L’efficacité énergétique via une meilleure connaissance et un pilotage actif de la consommation, l’intégration des productions renouvelables, l’insertion des véhicules électriques sur les réseaux électriques et, enfin, la gestion plus dynamique des réseaux grâce à la digitalisation des équipements existants, sont autant d’avancées qui contribueront à terme à réduire nos émissions de gaz à effet de serre et à lutter plus efficacement contre le changement climatique.

La France, pays précurseur en la matière, propose déjà de nombreuses solutions innovantes permettant d’adapter les réseaux électriques de distribution aux nouvelles technologies numériques. Plusieurs projets pilotes de smart grids conduits par le groupe EDF en collaboration avec le gestionnaire du réseau ERDF et les autorités locales (les projets SOGRID à Toulouse et SOLENN en Bretagne par exemple) révèlent aujourd’hui leurs conclusions et s’avèrent prometteurs.

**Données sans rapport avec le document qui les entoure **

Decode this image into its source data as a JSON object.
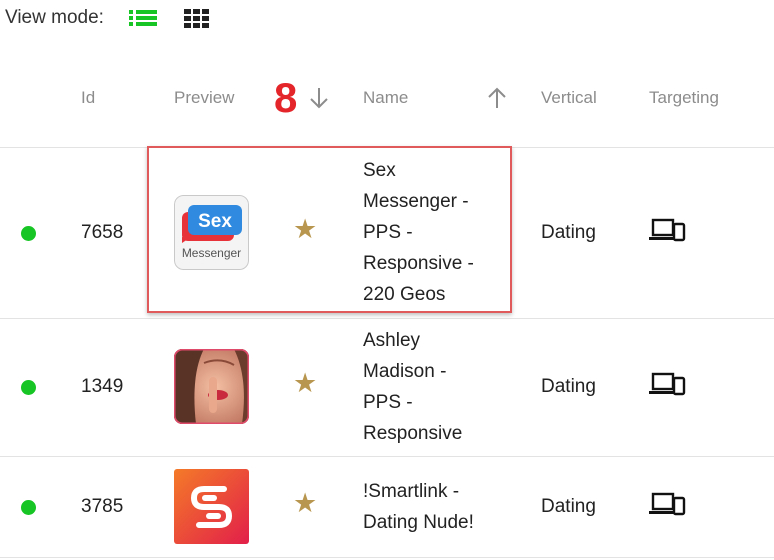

On peut citer plus particulièrement ici le projet Premio qui avait dès 2008 permis de tester de nombreuses solutions de “ville électrique intelligente” dans la petite commune de Lambesc, au nord d’Aix-en-Provence, et le projet Nice Grids mis en place en 2013 dans la commune de Carros. Intégrant la technologie photovoltaïque dans l’alimentation électrique des entreprises industrielles et des particuliers, et offrant une plus grande maîtrise des consommations d’énergies aux usagers via l’installation des compteurs Linky, ce programme pilote unique au monde a révélé en exclusivité les dessous d’une gestion intelligente et durable de l’électricité et mis ainsi la région PACA au premier plan.

Le compteur EDF Linky a permis dans ce cadre d’optimiser de manière significative la gestion du réseau et le relevé des compteurs en offrant la possibilité d’effectuer les relevés à distance et en réduisant ainsi le nombre des interventions des techniciens ERDF et donc le coût des opérations. Moins de rendez-vous pour des interventions techniques, des informations sur la consommation en temps réel, des données directement envoyées au fournisseur, et à la clé, un chiffre à la baisse sur la facture d’électricité.

Selon le plan gouvernemental, plus de 3 millions de foyers seront équipés de compteur Linky dès l’année prochaine, et la totalité des 35 millions de compteurs électriques actuels seront remplacés par des compteurs communicants à l’horizon 2020.